Logicalis Healthcare Solutions Focuses on Top Five Cybersecurity Issues for CIOs at HIMSS17

Solution provider examines cybersecurity for patient information

Logicalis Healthcare Solutions lists the top cybersecurity issues for CIOs at HIMSS17.

February 10, 2017 — With the Healthcare Information and Management Systems Society’s annual meeting (HIMSS17) scheduled for Feb. 19-23 in Orlando, Fla., Logicalis Healthcare Solutions outlined five of the top cybersecurity issues currently faced by healthcare chief information officers (CIOs).  

Cybersecurity has become an area of great interest in the health sector and a top priority for healthcare CIOs, according to Logicalis. With over 100 data breaches among healthcare organizations in the past year alone, industry experts estimate the cost for lost records in 2016 was nearly $3 billion.1 While all breaches are not directly related to the electronic health record (EHR) or billing systems, the company said that is where cybercriminals tend to go first to acquire valuable patient data.  As such, there are key aspects of securing patient information within the EHR and across the healthcare network that must be addressed holistically.

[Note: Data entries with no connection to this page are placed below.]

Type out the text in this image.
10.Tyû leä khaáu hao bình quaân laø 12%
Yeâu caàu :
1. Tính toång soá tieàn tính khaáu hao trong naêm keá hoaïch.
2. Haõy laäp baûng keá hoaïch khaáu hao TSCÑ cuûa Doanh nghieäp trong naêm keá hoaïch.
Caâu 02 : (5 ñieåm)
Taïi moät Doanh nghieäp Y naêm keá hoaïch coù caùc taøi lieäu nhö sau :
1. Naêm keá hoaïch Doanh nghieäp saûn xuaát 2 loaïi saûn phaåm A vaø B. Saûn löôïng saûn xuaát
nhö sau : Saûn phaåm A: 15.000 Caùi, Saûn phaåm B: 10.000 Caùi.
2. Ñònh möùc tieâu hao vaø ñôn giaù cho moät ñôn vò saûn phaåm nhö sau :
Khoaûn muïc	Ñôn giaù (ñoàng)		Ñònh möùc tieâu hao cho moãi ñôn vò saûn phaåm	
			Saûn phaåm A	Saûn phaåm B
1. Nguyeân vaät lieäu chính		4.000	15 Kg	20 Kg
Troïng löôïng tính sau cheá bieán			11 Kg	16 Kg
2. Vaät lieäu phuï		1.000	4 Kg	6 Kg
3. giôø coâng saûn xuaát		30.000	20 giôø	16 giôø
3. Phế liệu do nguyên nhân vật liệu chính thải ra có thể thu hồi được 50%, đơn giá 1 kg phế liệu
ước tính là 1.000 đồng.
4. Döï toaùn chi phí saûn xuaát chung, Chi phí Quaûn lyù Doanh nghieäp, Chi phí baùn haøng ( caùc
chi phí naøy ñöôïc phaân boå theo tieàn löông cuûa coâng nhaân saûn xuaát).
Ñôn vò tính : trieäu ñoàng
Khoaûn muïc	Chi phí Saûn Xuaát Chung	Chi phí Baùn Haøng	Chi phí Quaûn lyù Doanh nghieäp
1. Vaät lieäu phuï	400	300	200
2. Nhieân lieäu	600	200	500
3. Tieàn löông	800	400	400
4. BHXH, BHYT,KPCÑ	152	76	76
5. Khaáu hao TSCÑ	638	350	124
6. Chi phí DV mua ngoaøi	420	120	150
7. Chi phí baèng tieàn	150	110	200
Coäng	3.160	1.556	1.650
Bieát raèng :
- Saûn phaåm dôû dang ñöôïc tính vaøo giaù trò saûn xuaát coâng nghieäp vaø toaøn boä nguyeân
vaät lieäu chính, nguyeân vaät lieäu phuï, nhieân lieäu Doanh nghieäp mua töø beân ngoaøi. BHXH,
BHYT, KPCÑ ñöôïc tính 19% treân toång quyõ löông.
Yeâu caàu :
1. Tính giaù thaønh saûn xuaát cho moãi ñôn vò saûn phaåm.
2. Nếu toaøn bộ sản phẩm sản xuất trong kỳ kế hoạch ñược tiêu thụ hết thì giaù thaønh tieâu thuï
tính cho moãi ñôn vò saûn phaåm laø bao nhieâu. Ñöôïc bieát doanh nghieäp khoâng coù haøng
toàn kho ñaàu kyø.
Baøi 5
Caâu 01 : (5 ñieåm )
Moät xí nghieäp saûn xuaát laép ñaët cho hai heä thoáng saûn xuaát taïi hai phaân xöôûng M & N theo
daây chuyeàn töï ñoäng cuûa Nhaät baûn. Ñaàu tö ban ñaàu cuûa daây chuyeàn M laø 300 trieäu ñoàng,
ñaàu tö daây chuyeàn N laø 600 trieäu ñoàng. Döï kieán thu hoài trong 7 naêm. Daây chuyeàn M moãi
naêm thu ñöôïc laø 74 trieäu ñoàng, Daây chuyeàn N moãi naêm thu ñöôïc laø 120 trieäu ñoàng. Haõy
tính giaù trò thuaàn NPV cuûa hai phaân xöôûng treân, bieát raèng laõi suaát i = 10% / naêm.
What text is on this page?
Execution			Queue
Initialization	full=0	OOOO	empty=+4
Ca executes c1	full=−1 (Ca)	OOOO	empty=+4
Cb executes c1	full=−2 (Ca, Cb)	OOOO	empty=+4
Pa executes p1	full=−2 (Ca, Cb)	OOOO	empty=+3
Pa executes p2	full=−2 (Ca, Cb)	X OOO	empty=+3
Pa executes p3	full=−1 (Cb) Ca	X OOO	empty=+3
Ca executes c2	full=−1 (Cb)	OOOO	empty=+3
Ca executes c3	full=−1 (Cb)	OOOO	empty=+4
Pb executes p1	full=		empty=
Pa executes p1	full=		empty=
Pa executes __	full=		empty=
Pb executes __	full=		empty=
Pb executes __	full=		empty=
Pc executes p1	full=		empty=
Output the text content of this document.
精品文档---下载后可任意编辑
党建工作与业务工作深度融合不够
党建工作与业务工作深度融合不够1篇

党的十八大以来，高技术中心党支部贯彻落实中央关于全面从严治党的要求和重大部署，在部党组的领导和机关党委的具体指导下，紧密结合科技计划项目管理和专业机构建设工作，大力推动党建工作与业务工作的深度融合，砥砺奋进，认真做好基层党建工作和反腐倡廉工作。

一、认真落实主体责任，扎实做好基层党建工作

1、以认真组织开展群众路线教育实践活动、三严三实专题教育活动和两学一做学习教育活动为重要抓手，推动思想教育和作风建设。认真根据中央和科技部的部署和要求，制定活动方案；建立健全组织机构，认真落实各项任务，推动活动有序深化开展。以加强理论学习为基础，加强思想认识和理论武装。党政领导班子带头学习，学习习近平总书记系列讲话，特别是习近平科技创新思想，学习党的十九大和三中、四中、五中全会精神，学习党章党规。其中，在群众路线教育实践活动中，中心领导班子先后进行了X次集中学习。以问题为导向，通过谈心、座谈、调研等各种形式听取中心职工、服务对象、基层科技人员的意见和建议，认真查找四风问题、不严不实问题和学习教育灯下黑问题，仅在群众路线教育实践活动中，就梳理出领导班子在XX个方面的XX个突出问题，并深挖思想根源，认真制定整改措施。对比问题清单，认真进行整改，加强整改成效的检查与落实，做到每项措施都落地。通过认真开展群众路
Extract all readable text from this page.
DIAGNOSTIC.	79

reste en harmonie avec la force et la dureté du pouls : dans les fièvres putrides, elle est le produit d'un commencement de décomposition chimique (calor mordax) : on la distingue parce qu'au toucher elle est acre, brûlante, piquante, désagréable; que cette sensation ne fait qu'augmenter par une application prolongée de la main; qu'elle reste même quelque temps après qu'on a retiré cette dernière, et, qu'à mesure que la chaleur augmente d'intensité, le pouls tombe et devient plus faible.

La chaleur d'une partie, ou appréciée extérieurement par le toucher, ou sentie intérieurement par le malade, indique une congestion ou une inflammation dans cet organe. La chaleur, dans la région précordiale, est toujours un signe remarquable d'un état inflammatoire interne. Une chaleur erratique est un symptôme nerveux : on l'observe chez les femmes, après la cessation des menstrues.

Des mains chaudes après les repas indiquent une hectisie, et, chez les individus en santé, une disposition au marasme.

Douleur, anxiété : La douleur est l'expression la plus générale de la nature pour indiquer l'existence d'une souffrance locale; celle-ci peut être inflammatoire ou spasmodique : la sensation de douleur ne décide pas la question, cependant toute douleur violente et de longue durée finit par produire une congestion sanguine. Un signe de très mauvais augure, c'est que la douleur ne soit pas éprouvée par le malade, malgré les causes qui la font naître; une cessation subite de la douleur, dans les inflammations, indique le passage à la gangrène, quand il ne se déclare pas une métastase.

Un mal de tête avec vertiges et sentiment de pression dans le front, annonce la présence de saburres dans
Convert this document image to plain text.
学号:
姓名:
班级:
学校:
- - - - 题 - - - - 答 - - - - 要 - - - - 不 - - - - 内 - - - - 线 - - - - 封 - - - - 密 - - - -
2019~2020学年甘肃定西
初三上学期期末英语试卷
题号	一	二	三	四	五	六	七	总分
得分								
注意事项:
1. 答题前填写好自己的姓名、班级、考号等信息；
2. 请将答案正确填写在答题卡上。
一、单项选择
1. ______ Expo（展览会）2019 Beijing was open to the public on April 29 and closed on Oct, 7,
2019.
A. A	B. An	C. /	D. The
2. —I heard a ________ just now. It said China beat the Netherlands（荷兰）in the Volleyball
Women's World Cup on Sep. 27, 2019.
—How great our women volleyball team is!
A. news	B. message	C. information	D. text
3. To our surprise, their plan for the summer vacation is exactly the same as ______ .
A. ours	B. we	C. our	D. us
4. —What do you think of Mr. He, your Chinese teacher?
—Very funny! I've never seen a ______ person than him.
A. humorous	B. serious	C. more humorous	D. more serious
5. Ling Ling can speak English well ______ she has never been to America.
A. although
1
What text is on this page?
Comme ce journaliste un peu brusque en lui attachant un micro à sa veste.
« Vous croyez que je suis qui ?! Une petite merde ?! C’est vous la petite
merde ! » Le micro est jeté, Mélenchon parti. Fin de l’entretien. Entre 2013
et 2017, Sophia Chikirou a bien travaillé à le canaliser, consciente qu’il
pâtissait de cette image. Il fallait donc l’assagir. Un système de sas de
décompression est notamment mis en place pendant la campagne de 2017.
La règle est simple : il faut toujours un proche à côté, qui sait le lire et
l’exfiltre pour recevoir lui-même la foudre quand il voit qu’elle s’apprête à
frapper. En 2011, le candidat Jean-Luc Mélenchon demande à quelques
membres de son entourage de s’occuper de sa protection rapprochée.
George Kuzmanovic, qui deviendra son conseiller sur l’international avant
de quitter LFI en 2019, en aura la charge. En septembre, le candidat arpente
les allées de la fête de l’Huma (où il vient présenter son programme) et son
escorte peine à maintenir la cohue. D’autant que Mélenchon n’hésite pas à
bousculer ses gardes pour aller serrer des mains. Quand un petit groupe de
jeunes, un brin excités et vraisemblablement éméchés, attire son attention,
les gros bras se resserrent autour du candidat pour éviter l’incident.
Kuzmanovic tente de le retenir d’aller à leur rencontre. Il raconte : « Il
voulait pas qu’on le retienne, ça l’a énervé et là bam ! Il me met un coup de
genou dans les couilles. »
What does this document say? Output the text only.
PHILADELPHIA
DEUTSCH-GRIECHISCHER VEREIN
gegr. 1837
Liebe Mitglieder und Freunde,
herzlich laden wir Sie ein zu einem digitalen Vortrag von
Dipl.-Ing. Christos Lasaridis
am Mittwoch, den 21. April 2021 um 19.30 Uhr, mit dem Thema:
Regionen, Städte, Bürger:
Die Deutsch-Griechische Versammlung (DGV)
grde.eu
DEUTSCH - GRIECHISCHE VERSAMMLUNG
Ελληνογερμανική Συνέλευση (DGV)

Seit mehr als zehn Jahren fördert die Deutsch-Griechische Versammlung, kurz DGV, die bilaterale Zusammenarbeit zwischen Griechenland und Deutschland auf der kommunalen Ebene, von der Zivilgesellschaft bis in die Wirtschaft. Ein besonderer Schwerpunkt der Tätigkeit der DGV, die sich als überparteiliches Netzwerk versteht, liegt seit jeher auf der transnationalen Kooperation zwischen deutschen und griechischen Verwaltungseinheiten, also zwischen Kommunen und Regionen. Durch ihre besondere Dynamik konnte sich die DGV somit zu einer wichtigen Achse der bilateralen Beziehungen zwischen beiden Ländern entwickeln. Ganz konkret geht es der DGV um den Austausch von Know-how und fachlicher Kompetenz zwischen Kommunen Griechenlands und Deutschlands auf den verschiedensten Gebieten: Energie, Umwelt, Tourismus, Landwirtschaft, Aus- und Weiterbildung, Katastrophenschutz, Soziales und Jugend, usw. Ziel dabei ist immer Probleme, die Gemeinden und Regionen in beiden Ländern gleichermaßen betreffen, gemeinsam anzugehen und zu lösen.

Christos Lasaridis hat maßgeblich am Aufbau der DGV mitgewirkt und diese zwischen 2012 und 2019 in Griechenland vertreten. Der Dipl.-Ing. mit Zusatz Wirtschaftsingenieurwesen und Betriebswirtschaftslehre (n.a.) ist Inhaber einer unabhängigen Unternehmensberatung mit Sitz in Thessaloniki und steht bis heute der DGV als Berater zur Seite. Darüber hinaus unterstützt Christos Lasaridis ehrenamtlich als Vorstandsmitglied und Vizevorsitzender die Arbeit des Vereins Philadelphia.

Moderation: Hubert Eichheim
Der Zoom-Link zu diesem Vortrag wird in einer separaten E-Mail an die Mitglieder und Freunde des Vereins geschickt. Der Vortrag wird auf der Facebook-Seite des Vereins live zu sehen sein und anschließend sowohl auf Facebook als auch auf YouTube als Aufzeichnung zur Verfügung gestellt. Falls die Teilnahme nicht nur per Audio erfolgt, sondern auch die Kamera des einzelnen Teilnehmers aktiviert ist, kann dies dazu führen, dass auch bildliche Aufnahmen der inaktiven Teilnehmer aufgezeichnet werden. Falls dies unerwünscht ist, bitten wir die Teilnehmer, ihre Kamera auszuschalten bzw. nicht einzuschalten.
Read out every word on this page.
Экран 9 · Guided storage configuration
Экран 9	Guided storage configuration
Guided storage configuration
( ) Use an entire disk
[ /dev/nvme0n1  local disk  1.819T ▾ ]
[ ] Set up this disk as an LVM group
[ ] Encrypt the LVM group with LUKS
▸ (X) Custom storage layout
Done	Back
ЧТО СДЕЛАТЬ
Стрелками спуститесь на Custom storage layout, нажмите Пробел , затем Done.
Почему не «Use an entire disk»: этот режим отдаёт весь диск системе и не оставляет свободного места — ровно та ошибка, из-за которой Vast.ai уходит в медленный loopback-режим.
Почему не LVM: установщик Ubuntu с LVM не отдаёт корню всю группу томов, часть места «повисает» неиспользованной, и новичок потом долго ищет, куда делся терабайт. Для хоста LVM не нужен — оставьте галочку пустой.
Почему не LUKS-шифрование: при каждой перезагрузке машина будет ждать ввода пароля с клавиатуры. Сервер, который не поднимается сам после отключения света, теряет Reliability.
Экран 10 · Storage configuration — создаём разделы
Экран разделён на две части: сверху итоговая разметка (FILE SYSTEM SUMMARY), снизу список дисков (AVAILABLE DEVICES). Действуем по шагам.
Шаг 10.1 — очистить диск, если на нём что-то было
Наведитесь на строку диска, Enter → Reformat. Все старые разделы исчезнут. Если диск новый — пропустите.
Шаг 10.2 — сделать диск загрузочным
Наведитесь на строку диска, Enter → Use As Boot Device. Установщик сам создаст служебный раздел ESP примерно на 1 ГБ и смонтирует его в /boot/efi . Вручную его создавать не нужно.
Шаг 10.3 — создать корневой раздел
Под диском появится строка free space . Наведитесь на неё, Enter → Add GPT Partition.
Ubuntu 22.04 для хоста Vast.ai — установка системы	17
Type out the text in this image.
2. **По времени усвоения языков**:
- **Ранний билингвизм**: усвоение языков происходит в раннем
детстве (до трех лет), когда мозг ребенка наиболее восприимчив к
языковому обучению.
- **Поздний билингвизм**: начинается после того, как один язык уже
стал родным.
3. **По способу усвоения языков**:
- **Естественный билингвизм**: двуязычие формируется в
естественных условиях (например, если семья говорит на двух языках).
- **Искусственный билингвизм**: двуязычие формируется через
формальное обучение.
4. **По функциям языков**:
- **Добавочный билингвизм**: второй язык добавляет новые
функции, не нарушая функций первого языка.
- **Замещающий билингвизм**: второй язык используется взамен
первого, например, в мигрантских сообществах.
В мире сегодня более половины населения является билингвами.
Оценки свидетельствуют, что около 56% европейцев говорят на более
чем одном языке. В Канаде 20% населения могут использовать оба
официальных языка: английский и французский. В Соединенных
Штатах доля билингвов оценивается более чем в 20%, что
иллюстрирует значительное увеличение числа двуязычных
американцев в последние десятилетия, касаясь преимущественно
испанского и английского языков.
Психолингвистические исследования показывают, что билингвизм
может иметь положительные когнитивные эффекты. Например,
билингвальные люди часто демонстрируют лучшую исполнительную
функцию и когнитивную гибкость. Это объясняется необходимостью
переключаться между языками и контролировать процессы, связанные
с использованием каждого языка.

“We need to balance ease-of-use and ease-of-access to patient data with the ability to secure this information not just within the health entity itself, but across all member health organizations that support it. Understanding data flow and system connectivity is key,” said Ed Simcox, healthcare practice leader, Logicalis Healthcare Solutions. “As a result, healthcare CIOs must take a holistic, collaborative and consultative approach to security – examining the systems and human interaction of patient information throughout its entire lifecycle.”

“You have to take an architectural approach to healthcare security looking at the whole organization and all data interaction points, not just the sum of its parts,” said Ron Temske, vice president, security solutions, Logicalis US.  “Don’t fall prey to buying disparate best-of-breed solutions which are often deployed in isolation. Without proper integration and sharing of actionable threat intelligence, you won’t have an effective holistic view of your security.”

The five top security issues for healthcare CIOs, according to Logicalis, are:

1. Securing EHR Environments: Today’s top EHR providers – companies like Epic, Meditech and Cerner – offer very clear guidance to hospitals regarding the architecture of their computing environments. These prescriptive guidelines, while created to ensure the functionality of the EHR solution, can also constrain the healthcare CIO from enhancing security to protect the patient information contained within the EHR system. The burning question on many healthcare IT pros’ minds, according to Logicalis, is how to secure an EHR application and its associated data without interfering with or degrading the application itself. To build an effective data perimeter that works in cooperation with these top vendors’ EHR applications, healthcare CIOs may need an experienced solution provider’s help.

2. User Authentication: Think of the sheer number of users that legitimately log on to a hospital’s wireless network daily – patients, family members, visitors, physicians, subcontractors (i.e., visiting surgeons, for example) – extremely high volumes of network traffic to monitor. Which is better – knowing that “Guest 321” has just entered a secure area or that “John Smith” has entered it? Taking the issue of authentication a step further, since hospitals often have computing terminals in every patient room, if a doctor logs into the EHR system to upload patient notes, but forgets to log out, protected health information becomes easily penetrable by cyber adversaries as well as well-meaning patients, their family and guests.  Single-sign-on solutions with scheduled timeouts is an example of an effective tactic to help resolve these concerns.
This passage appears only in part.